Understanding Debt to Income Ratio
The idea of getting turned down for a mortgage is anxiety-producing for many people. Despite having risen significantly in the past few weeks, mortgage rates are still somewhat low, and so increasingly, people are looking to jump into the market before they go much higher.
That leaves them wondering whether or not they’ll be approved.
Only around 8% of mortgage applications were denied in 2020, according to a NerdWallet study.

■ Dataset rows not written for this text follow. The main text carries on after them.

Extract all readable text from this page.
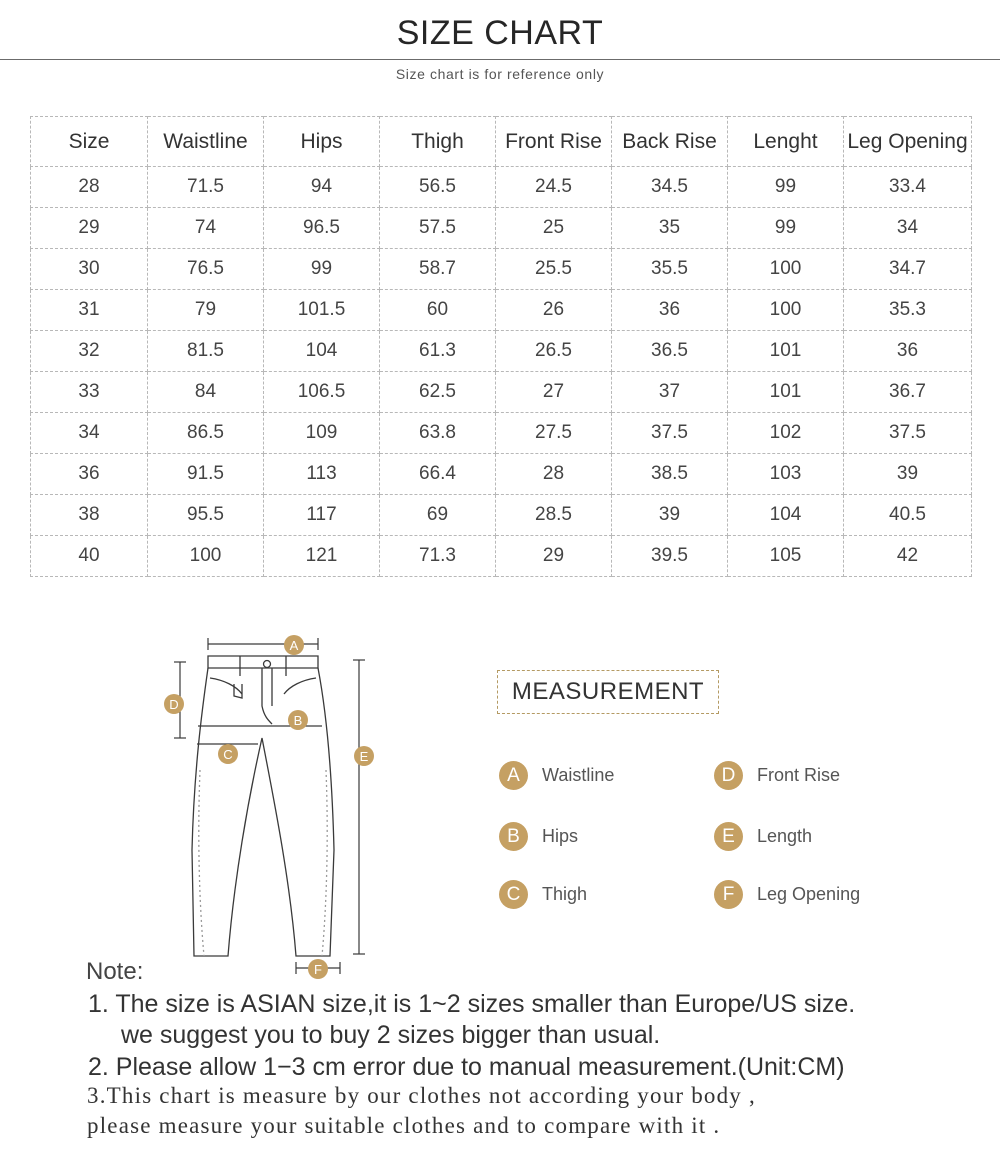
SIZE CHART
Size chart is for reference only
Size	Waistline	Hips	Thigh	Front Rise	Back Rise	Lenght	Leg Opening
28	71.5	94	56.5	24.5	34.5	99	33.4
29	74	96.5	57.5	25	35	99	34
30	76.5	99	58.7	25.5	35.5	100	34.7
31	79	101.5	60	26	36	100	35.3
32	81.5	104	61.3	26.5	36.5	101	36
33	84	106.5	62.5	27	37	101	36.7
34	86.5	109	63.8	27.5	37.5	102	37.5
36	91.5	113	66.4	28	38.5	103	39
38	95.5	117	69	28.5	39	104	40.5
40	100	121	71.3	29	39.5	105	42
A
B
C
D
E
F
MEASUREMENT
A	Waistline
B	Hips
C	Thigh
D	Front Rise
E	Length
F	Leg Opening
Note:
1. The size is ASIAN size,it is 1~2 sizes smaller than Europe/US size.
we suggest you to buy 2 sizes bigger than usual.
2. Please allow 1−3 cm error due to manual measurement.(Unit:CM)
3.This chart is measure by our clothes not according your body ,
please measure your suitable clothes and to compare with it .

However, there were 58,000 more denials in 2020 than in 2019. Some of that was due to the uptick in applications in 2020.
So what was the number one reason for denials?

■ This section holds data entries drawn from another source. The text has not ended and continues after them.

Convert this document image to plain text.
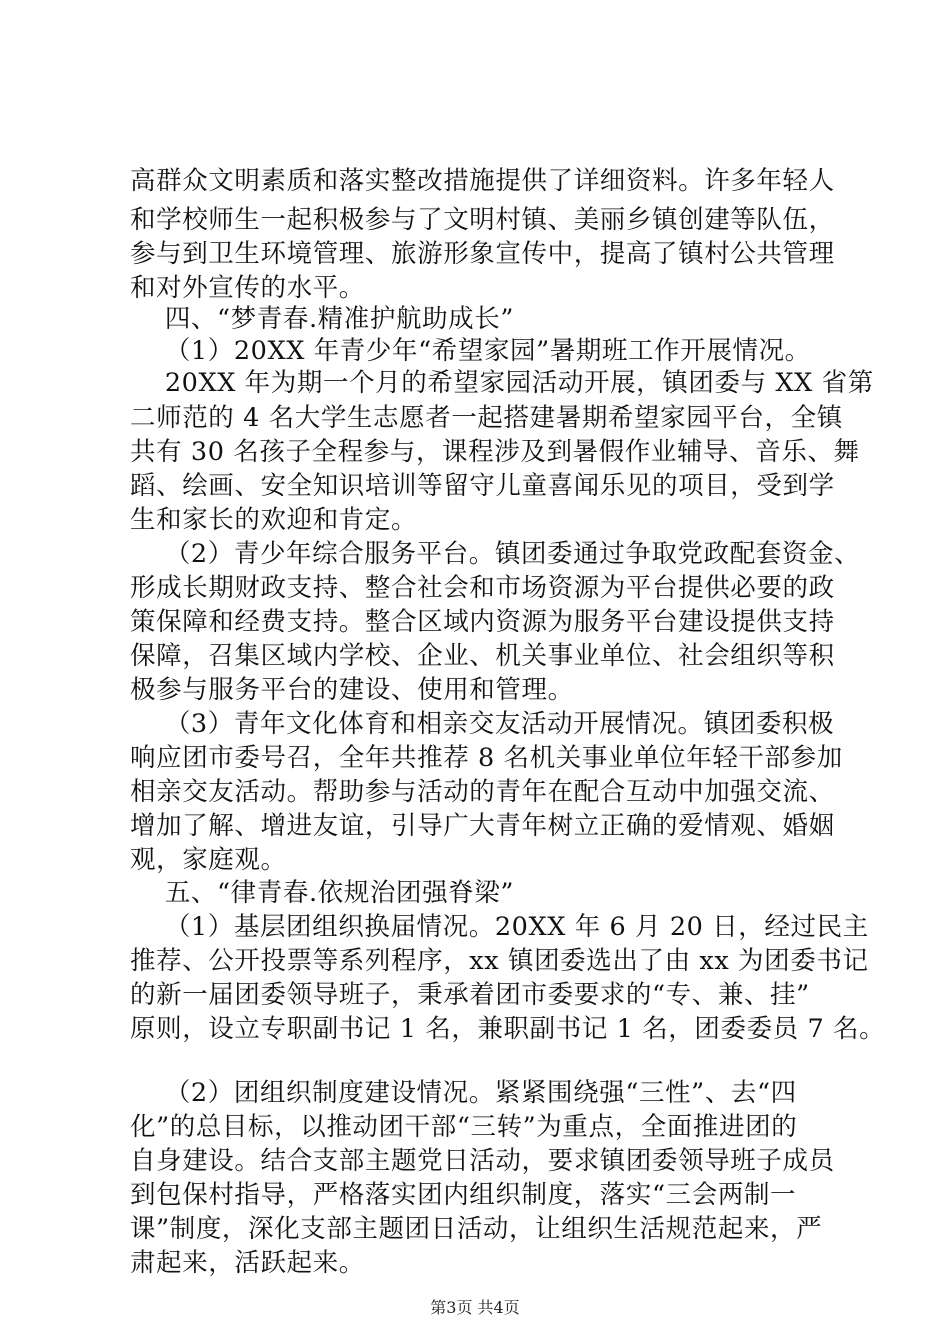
高群众文明素质和落实整改措施提供了详细资料。许多年轻人
和学校师生一起积极参与了文明村镇、美丽乡镇创建等队伍，
参与到卫生环境管理、旅游形象宣传中，提高了镇村公共管理
和对外宣传的水平。
四、“梦青春.精准护航助成长”
（1）20XX 年青少年“希望家园”暑期班工作开展情况。
20XX 年为期一个月的希望家园活动开展，镇团委与 XX 省第
二师范的 4 名大学生志愿者一起搭建暑期希望家园平台，全镇
共有 30 名孩子全程参与，课程涉及到暑假作业辅导、音乐、舞
蹈、绘画、安全知识培训等留守儿童喜闻乐见的项目，受到学
生和家长的欢迎和肯定。
（2）青少年综合服务平台。镇团委通过争取党政配套资金、
形成长期财政支持、整合社会和市场资源为平台提供必要的政
策保障和经费支持。整合区域内资源为服务平台建设提供支持
保障，召集区域内学校、企业、机关事业单位、社会组织等积
极参与服务平台的建设、使用和管理。
（3）青年文化体育和相亲交友活动开展情况。镇团委积极
响应团市委号召，全年共推荐 8 名机关事业单位年轻干部参加
相亲交友活动。帮助参与活动的青年在配合互动中加强交流、
增加了解、增进友谊，引导广大青年树立正确的爱情观、婚姻
观，家庭观。
五、“律青春.依规治团强脊梁”
（1）基层团组织换届情况。20XX 年 6 月 20 日，经过民主
推荐、公开投票等系列程序，xx 镇团委选出了由 xx 为团委书记
的新一届团委领导班子，秉承着团市委要求的“专、兼、挂”
原则，设立专职副书记 1 名，兼职副书记 1 名，团委委员 7 名。
（2）团组织制度建设情况。紧紧围绕强“三性”、去“四
化”的总目标，以推动团干部“三转”为重点，全面推进团的
自身建设。结合支部主题党日活动，要求镇团委领导班子成员
到包保村指导，严格落实团内组织制度，落实“三会两制一
课”制度，深化支部主题团日活动，让组织生活规范起来，严
肃起来，活跃起来。
第3页 共4页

The Leading Reason for Mortgage Denials
The most common reason mortgages are denied because of what’s described as an unfavorable debt-to-income ratio or DTI. Data shows that DTI is the reason for 32% of all denials.
That’s not necessary a new phenomenon either.
The debt-to-income ratio is a historical reason for mortgage denials, followed in second place by low credit scores. Low credit scores make up around 26% of mortgage denials.
What is Your DTI?
Your debt-to-income ratio is a calculation of all of your monthly debt payments. Those are added together and include credit card payments, auto, personal and student loans, child support, and your current mortgage. Once those totals are added together, it’s divided by your gross monthly income.
Most lenders want borrowers with a DTI at or below 36%, although there can be some variance.
If you were to earn $7,000 in gross monthly income and your monthly debt is $2,500, this would be a DTI ratio of around 36%.
So why is DTI so relevant to lenders?
Lenders want to see the amount of debt a customer can take on before they start to have trouble paying it.
The DTI is how they set the amount they’re willing to lend based on what you’re reasonably able to afford.
Lenders see the DTI as a very strong risk indicator. If you have too much debt or insufficient income, you’re not an ideal borrower in the eyes of a lender. At least in their perception, you’d be adding another payment to a budget already stretched thin.
What To Do If You’re Denied Because of DTI
If your DTI is higher than 36%, there are things you can do.
First, you need to figure out a way to reduce your monthly debt payments. It’s optimal if you can also increase your income.
As you’re starting to deal with a problematic DTI, begin by first taking on your highest-interest debt. This usually includes things like credit cards. Then, you can move on to any personal loans or car loans.
There are multifaceted benefits of taking steps to improve your DTI. For example, when you’re paying off debt, you’re also potentially raising your credit score and freeing up some of your income.
The other big factor for denial, as mentioned, is a low credit score.
Before you even start thinking about applying for mortgages, check your credit report to know what you’re working with. You need to see your score and know that lenders will assess your history of payments. Lenders tend to like to see scores that are 760 and higher to offer the most competitive interest rates. Of course, DTI and credit score aren’t everything you need to get approved for a mortgage. You also need cash reserves and down payment, and proof of income.